Consequently, as can be seen from the Rus chroniclers’ evidences, the beginning of the Eastern Slavs’ political organization should be referred to the third quarter of the 1st millennium. It is thought, no special proof is required for the fact that annalistic tribes were not small clan units, but large territorial associations, tribes unions. Their social centres are called «gords» in the chronicle. Archaeological research revealed such early towns in Kyiv, Chernihiv, Pskov, Izborsk, Ancient Ladoga, Zymne, Pastyrske, Bytytsya, Khotomel and other points. P.M. Tretyakov in his time called them city «germs». In all conditionality of this term, as a whole it rightly shows the social core of the Eastern Slavs’ «gords» in the 6th—8th c. It is as natural to see in them the roots of the oldest cities as to see the beginning of the statehood in the tribal principalities.
First Kyiv Princes’ campaigns against the Drevlyans, the Siveryans, the Ulychi, the Radymychi, and the Viatychi con- vincingly evidence that the Eastern Slavs had well structured enough rule. What was this rule is clearly seen in the comprehensive tale from the chronicle about the struggle of Igor and Olga with the Drevlyans. As it appeared, the latter had not only gords which Kyiv prince’s armed force had to besiege, but also princes, «narochyti muzhi» (tribal foremen), and the viche, i.e. all the institutions characteristic for the early state form of public life organization. Excavations by B.A. Zvizdetskyj at Iskorosten, the Drevlyans’ capital, showed that socially and economically nothing differed it from Kyiv.

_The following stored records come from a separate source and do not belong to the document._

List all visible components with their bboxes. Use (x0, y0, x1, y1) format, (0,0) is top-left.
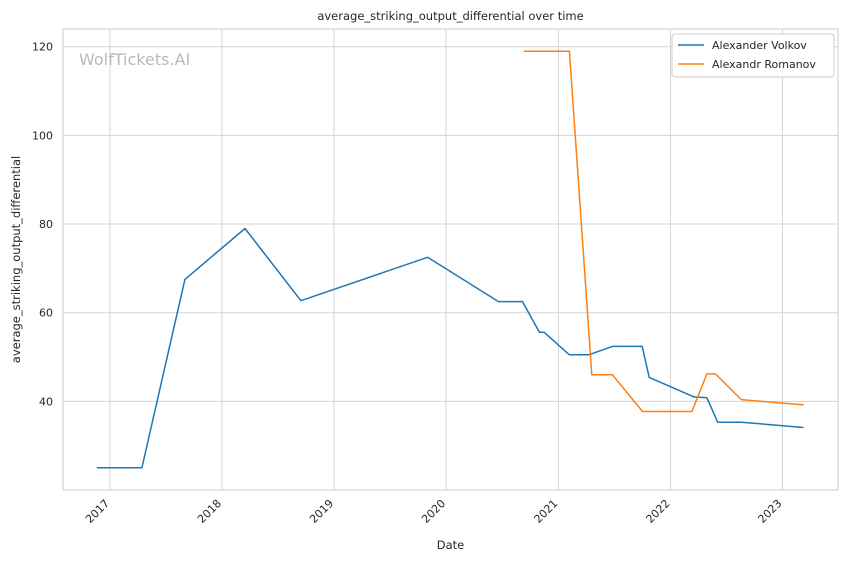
x-tick-labels: 2017 2018 2019 2020 2021 2022 2023 (83, 497, 784, 526)
legend-label-0: Alexander Volkov (712, 39, 807, 52)
watermark: WolfTickets.AI (79, 50, 190, 69)
x-tick-label: 2020 (419, 497, 448, 526)
x-tick-label: 2017 (83, 497, 112, 526)
y-tick-labels: 40 60 80 100 120 (32, 41, 53, 409)
x-tick-label: 2019 (307, 497, 336, 526)
x-tick-label: 2023 (756, 497, 785, 526)
x-tick-label: 2018 (195, 497, 224, 526)
series-lines (96, 50, 804, 469)
y-tick-label: 60 (39, 307, 53, 320)
grid (63, 29, 838, 490)
y-tick-label: 100 (32, 129, 53, 142)
y-axis-label: average_striking_output_differential (9, 156, 23, 363)
legend-label-1: Alexandr Romanov (712, 58, 816, 71)
legend: Alexander Volkov Alexandr Romanov (671, 33, 835, 78)
series-line-0 (96, 227, 804, 469)
chart-title: average_striking_output_differential ove… (317, 9, 583, 23)
series-line-1 (523, 50, 804, 413)
x-tick-label: 2022 (644, 497, 673, 526)
legend-box (671, 33, 835, 78)
y-tick-label: 40 (39, 395, 53, 408)
y-tick-label: 80 (39, 218, 53, 231)
y-tick-label: 120 (32, 41, 53, 54)
x-axis-label: Date (437, 538, 465, 552)
x-tick-label: 2021 (532, 497, 561, 526)
plot-frame (62, 28, 839, 491)
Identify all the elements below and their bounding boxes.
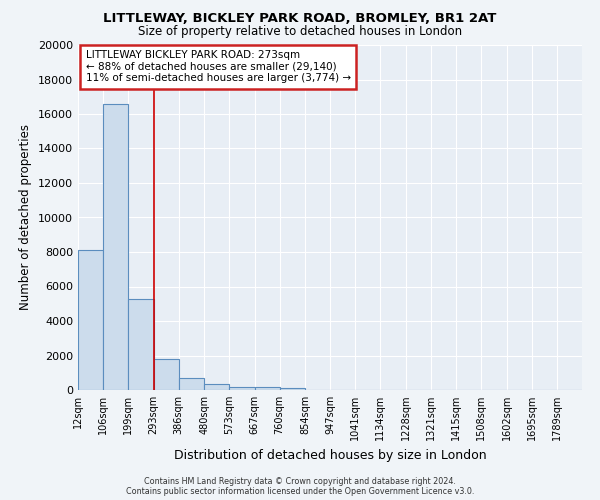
Y-axis label: Number of detached properties: Number of detached properties	[19, 124, 32, 310]
Text: LITTLEWAY BICKLEY PARK ROAD: 273sqm
← 88% of detached houses are smaller (29,140: LITTLEWAY BICKLEY PARK ROAD: 273sqm ← 88…	[86, 50, 350, 84]
Bar	[128, 298, 154, 390]
Bar	[229, 386, 254, 390]
Bar	[154, 358, 179, 390]
Text: Contains HM Land Registry data © Crown copyright and database right 2024.
Contai: Contains HM Land Registry data © Crown c…	[126, 476, 474, 496]
Bar	[280, 388, 305, 390]
Bar	[254, 387, 280, 390]
Bar	[204, 384, 229, 390]
Text: LITTLEWAY, BICKLEY PARK ROAD, BROMLEY, BR1 2AT: LITTLEWAY, BICKLEY PARK ROAD, BROMLEY, B…	[103, 12, 497, 26]
X-axis label: Distribution of detached houses by size in London: Distribution of detached houses by size …	[173, 448, 487, 462]
Bar	[179, 378, 204, 390]
Bar	[103, 104, 128, 390]
Text: Size of property relative to detached houses in London: Size of property relative to detached ho…	[138, 25, 462, 38]
Bar	[78, 250, 103, 390]
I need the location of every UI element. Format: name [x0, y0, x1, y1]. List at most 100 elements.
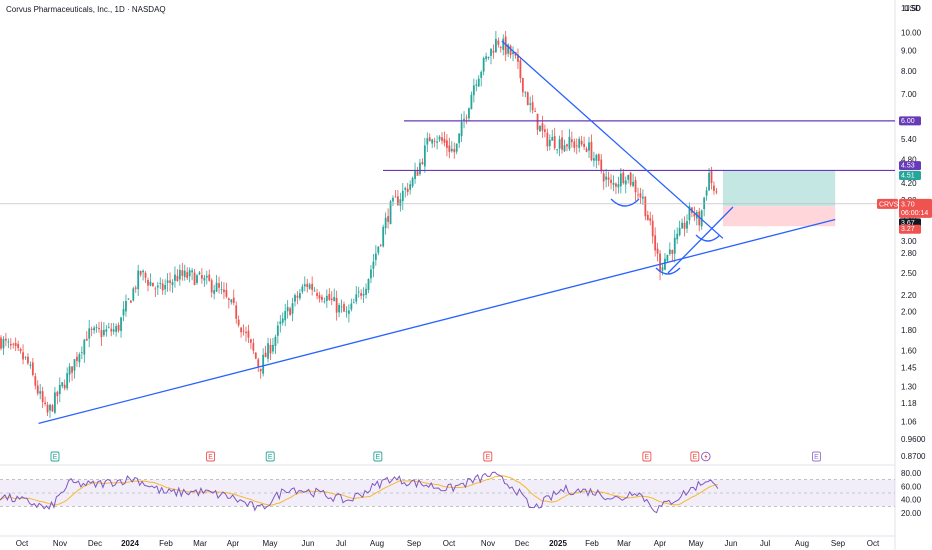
time-tick: Aug — [795, 539, 809, 548]
candle — [595, 153, 598, 169]
candle — [210, 278, 213, 298]
candle — [171, 279, 174, 293]
candle — [323, 297, 326, 304]
target-tag: 4.51 — [899, 170, 921, 180]
candle — [274, 334, 277, 354]
candle — [235, 301, 238, 324]
candle — [242, 324, 245, 336]
candle — [27, 353, 29, 366]
candle — [34, 373, 37, 390]
candle — [477, 75, 480, 87]
candle — [357, 286, 360, 298]
candle — [186, 267, 189, 280]
candle — [230, 298, 233, 305]
earnings-marker[interactable]: E — [373, 451, 383, 462]
candle — [541, 115, 544, 138]
time-tick: May — [688, 539, 703, 548]
candle — [22, 344, 24, 365]
candle — [490, 48, 492, 65]
candle — [661, 264, 664, 276]
candle — [654, 227, 657, 257]
candle — [590, 134, 593, 162]
candle — [338, 302, 340, 318]
candle — [360, 289, 363, 300]
earnings-marker[interactable]: E — [690, 451, 700, 462]
candle — [2, 336, 5, 356]
candle — [132, 286, 135, 302]
candle — [624, 176, 627, 194]
candle — [423, 137, 426, 173]
candle — [103, 322, 105, 337]
earnings-marker[interactable]: E — [642, 451, 652, 462]
candle — [683, 216, 686, 237]
candle — [76, 351, 78, 367]
candle — [100, 321, 103, 346]
earnings-marker[interactable]: E — [50, 451, 60, 462]
time-tick: Jul — [760, 539, 770, 548]
candle — [531, 95, 534, 114]
candle — [713, 181, 715, 195]
candle — [664, 253, 666, 271]
candle — [399, 192, 402, 212]
candle — [521, 77, 524, 97]
candle — [159, 277, 162, 290]
time-tick: Sep — [407, 539, 422, 548]
candle — [639, 187, 642, 204]
candle — [499, 45, 502, 53]
time-tick: Apr — [654, 539, 667, 548]
candle — [36, 380, 39, 396]
candle — [453, 142, 456, 159]
candle — [536, 113, 539, 135]
candle — [115, 323, 118, 337]
candle — [426, 132, 429, 153]
candle — [627, 174, 630, 184]
candle — [406, 182, 409, 196]
candle — [301, 284, 304, 294]
candle — [321, 294, 323, 303]
candle — [583, 136, 585, 151]
candlestick-series — [0, 30, 718, 418]
trendline[interactable] — [501, 40, 724, 239]
time-axis[interactable]: Oct Nov Dec 2024 Feb Mar Apr May Jun Jul Aug Sep Oct… — [16, 539, 880, 548]
price-tick: 0.8700 — [901, 452, 926, 461]
candle — [127, 298, 130, 301]
earnings-marker[interactable]: E — [206, 451, 216, 462]
candle — [404, 186, 407, 198]
candle — [88, 320, 91, 348]
candle — [188, 267, 191, 283]
currency-label: USD — [904, 4, 921, 13]
candle — [411, 176, 414, 188]
svg-text:6.00: 6.00 — [901, 118, 915, 125]
price-tick: 3.00 — [901, 237, 917, 246]
time-tick: Oct — [867, 539, 880, 548]
candle — [649, 211, 652, 226]
rsi-tick: 60.00 — [901, 482, 922, 491]
rsi-ma-line — [0, 475, 718, 506]
lightning-icon[interactable] — [701, 451, 711, 462]
candle — [340, 299, 343, 313]
candle — [612, 175, 615, 192]
candle — [299, 288, 301, 301]
price-tick: 2.50 — [901, 269, 917, 278]
candle — [350, 298, 353, 312]
earnings-marker[interactable]: E — [265, 451, 275, 462]
candle — [147, 277, 149, 292]
candle — [593, 151, 595, 167]
candle — [573, 138, 576, 153]
price-tags: 6.00 4.53 4.51 CRVS 3.70 06:00:14 3.673.27 — [877, 116, 932, 234]
candle — [580, 135, 583, 147]
candle — [605, 168, 608, 188]
candle — [257, 357, 260, 373]
candle — [693, 206, 696, 222]
candle — [497, 37, 500, 48]
price-tick: 10.00 — [901, 28, 922, 37]
price-tick: 5.40 — [901, 135, 917, 144]
candle — [416, 166, 419, 176]
candle — [93, 325, 95, 334]
candle — [276, 321, 279, 344]
trendline[interactable] — [38, 218, 836, 424]
earnings-marker[interactable]: E — [483, 451, 493, 462]
earnings-marker[interactable]: E — [812, 451, 821, 462]
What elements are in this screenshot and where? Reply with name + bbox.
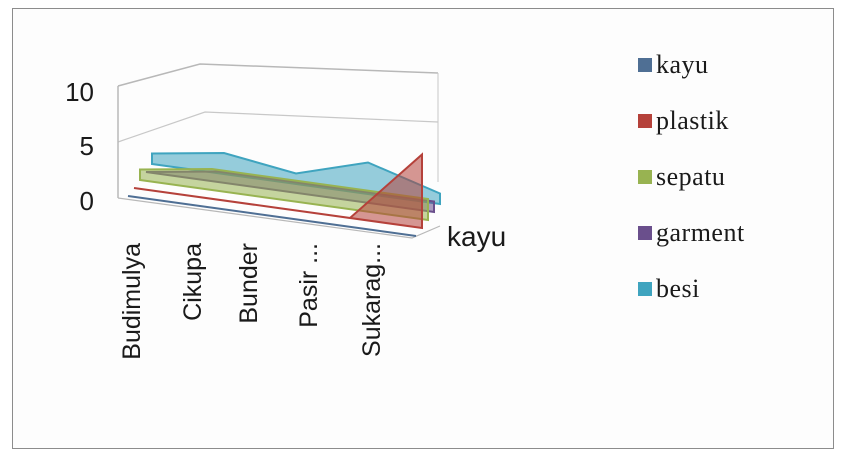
- chart-axis-labels: 10 5 0 Budimulya Cikupa Bunder Pasir ... Sukara…: [65, 77, 506, 360]
- legend-label: kayu: [656, 50, 709, 79]
- legend-label: garment: [656, 218, 745, 247]
- x-tick-label: Sukarag...: [358, 243, 386, 357]
- series-surface-sepatu: [139, 167, 429, 222]
- back-wall-top: [117, 63, 439, 87]
- legend-item-besi: besi: [638, 272, 700, 306]
- depth-axis-label: kayu: [447, 221, 506, 252]
- legend-swatch: [638, 282, 652, 296]
- legend-item-garment: garment: [638, 216, 745, 250]
- legend-label: sepatu: [656, 162, 726, 191]
- legend-swatch: [638, 226, 652, 240]
- legend-swatch: [638, 170, 652, 184]
- series-surface-plastik: [133, 152, 423, 230]
- back-wall-mid: [117, 111, 439, 143]
- legend-swatch: [638, 114, 652, 128]
- chart-walls: [117, 63, 441, 239]
- legend-label: plastik: [656, 106, 729, 135]
- y-tick-label: 0: [80, 186, 94, 216]
- legend-label: besi: [656, 274, 700, 303]
- x-tick-label: Bunder: [235, 243, 263, 324]
- series-surface-kayu: [127, 195, 417, 237]
- chart-surfaces: [127, 151, 441, 237]
- y-tick-label: 5: [80, 131, 94, 161]
- legend-item-plastik: plastik: [638, 104, 729, 138]
- x-tick-label: Pasir ...: [295, 243, 323, 328]
- legend-item-kayu: kayu: [638, 48, 709, 82]
- floor-front: [117, 197, 441, 239]
- x-tick-label: Cikupa: [179, 243, 207, 321]
- legend-item-sepatu: sepatu: [638, 160, 725, 194]
- y-tick-label: 10: [65, 77, 94, 107]
- x-tick-label: Budimulya: [118, 243, 146, 360]
- legend-swatch: [638, 58, 652, 72]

Undoubtedly, this Eastern Slavs community organization reflected in Rus and Greeks agreements. Having listed cities for which the Greeks committed to give «uklad» (contribution), the chronicle noted that «по тем бо городамъ седяху велиции князи подъ Олгомъ суще» (grand princes under the rule of Oleg sit in those cities). Ambassadors «от рода Ру- скаго» (from Rus family) represented not only Oleg, but also «всехъ, иже подъ рукою его светлыхъ бояръ» (all the boyars who were under his hand), while the Greeks had to keep love «къ княземъ же светлымъ нашим Руским и къ всемъ, иже суть подъ рукою светлого князя нашего» (to our illustrious Rus princes and to all who are under our illustrious prince’s hand). Undeniably, here it is spoken not of some mythical members of Rurikids family, but of local Slavonic princes subdued by Kyiv rule.
Consequently, there are no reasons to exclude the «tribal» stage in the Eastern Slavs’ life from their own statehood evolution, as well as to start this statehood history only from the Varangians coming, which is often done in our times and even supplemented with search for the first Rus capital at the north of the Eastern Slavs milieu. These are contra-fruitful studies. At best one will determine administrative and political centres of separate intra-tribal unions and at that will come to the conclusion that all of them socially were one order phenomena, none of which essentially superior and politically more significant. Ladoga and Novgorod in the north were the local centres of the early statehood development same as were Kyiv and Iskorosten in the south or Polotsk in the north-west. None of these centres can be considered as a capital of Rus at the 860-s.
Common metropolis for all the Eastern Slavs arose when the north and the south united into one state formation. Since 882 it was Kyiv. Though the name «Rus land» in the chronicle starts to be used from the beginning of Byzantine Emperor Michel III reign, the dates in it are counted not from Rurik or Askold, but from Oleg. Undoubtedly, the chroniclers were aware that the Ancient Rus state history should be counted off only from the beginning of his reign in Kyiv.